Ever since the USA army wasn't properly stood down from WWII, the requirements of the military-industrial complex have dictated the invention of another procedure for killing thousands of innocents every week on an ongoing basis. A cursory examination of the Constitution reveals that this new innovation violates the enumerated powers of Congress and the executive.
It's pretty simple. Read the definition of terrorism under U.S Law [1]. Keep in mind, while it was a military target, they were not in a state of war. The goal of al Qaeda with this bombing was to coerce the U.S. to leave the peninsula.
I don't see the relation between any of the things you mentioned.

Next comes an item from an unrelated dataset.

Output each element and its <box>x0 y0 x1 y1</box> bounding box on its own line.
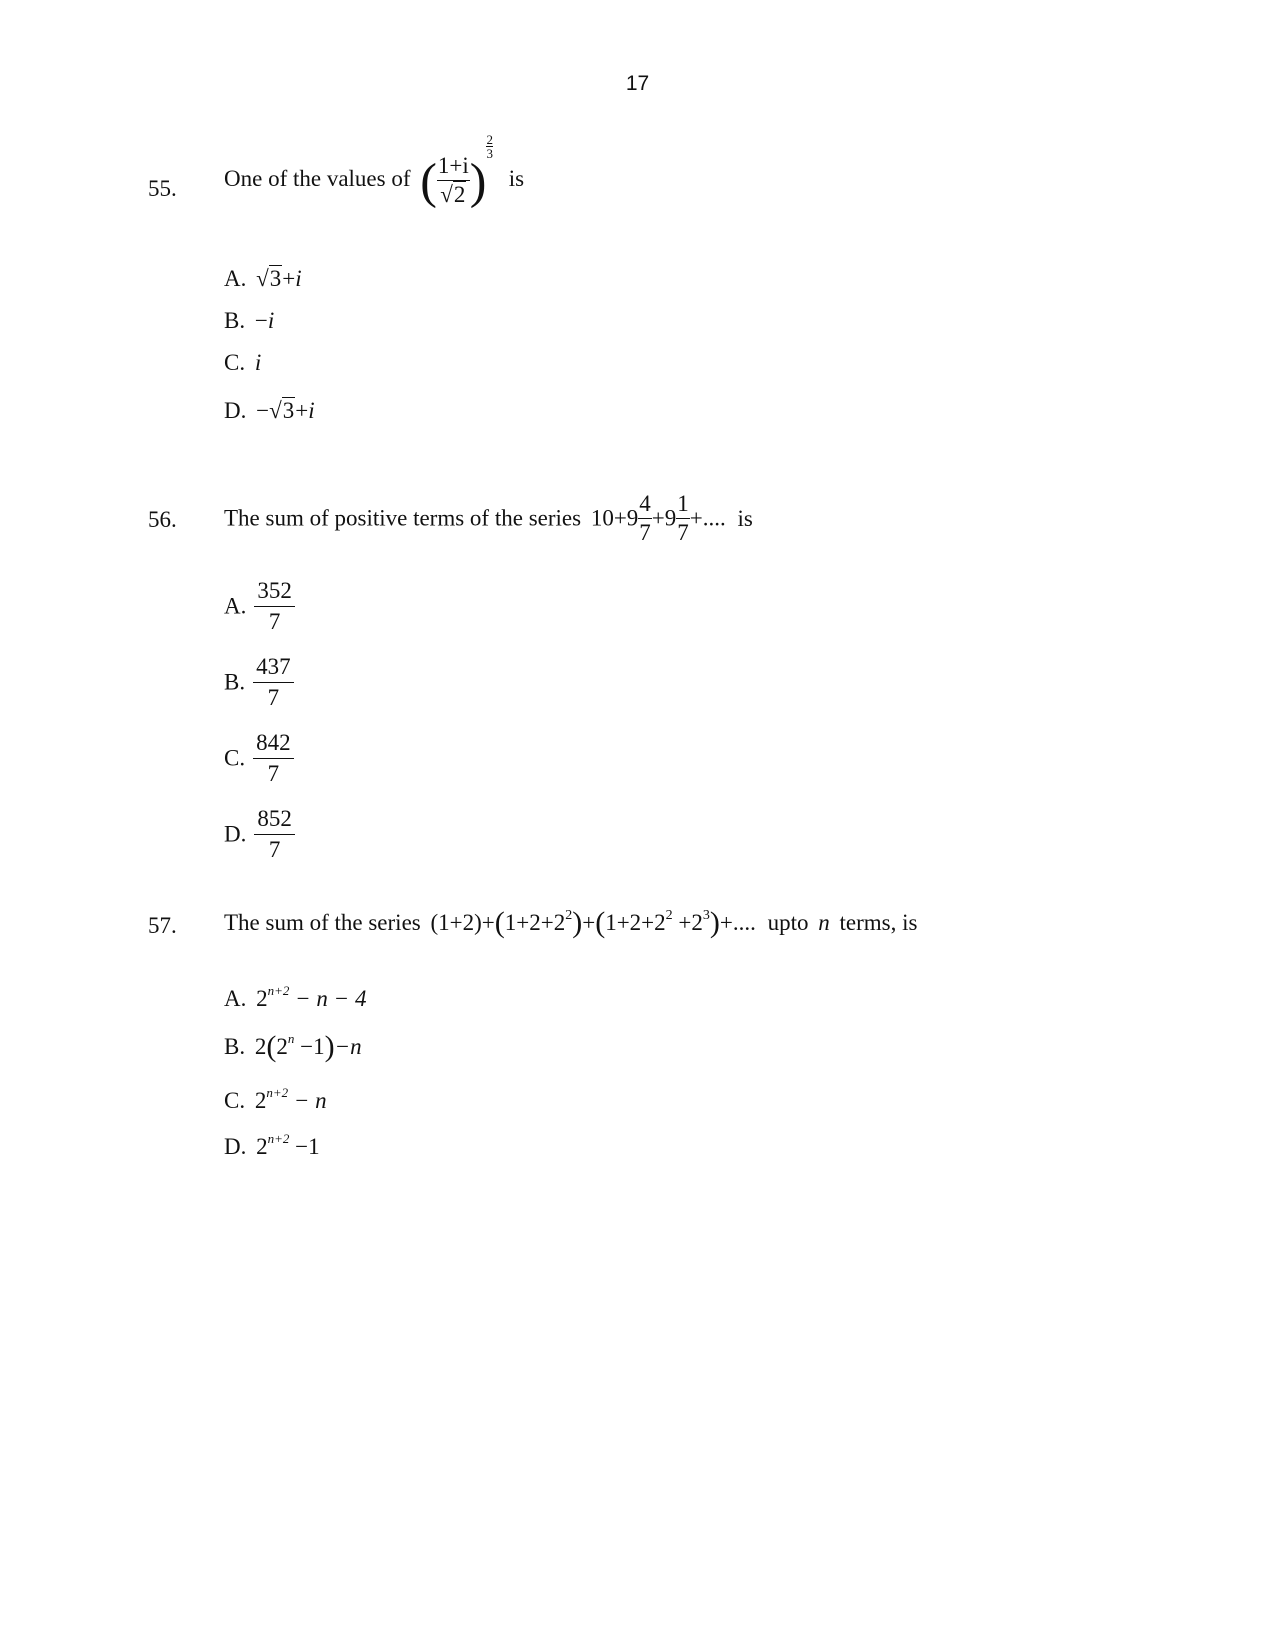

I gave you downvote because I believe your comment seeks to inflame and distract from the conversation at present.
>For nearly 30 years, all new surface warfare officers spent their first six months in uniform at the Surface Warfare Officer’s School in Newport, Rhode Island, learning the theory behind driving ships and leading sailors as division officers.
But that changed in 2003. The Navy decided to eliminate the “SWOS Basic” school and simply send surface fleet officers out to sea to learn on the job. The Navy did that mainly to save money, and the fleet has suffered severely for it, said retired Cmdr. Kurt Lippold.
“The Navy has cut training as a budgetary device and they have done it at the expense of our ability to operate safely at sea,” said Lippold, who commanded the destroyer Cole in 2000 when it was attacked by terrorists in Yemen.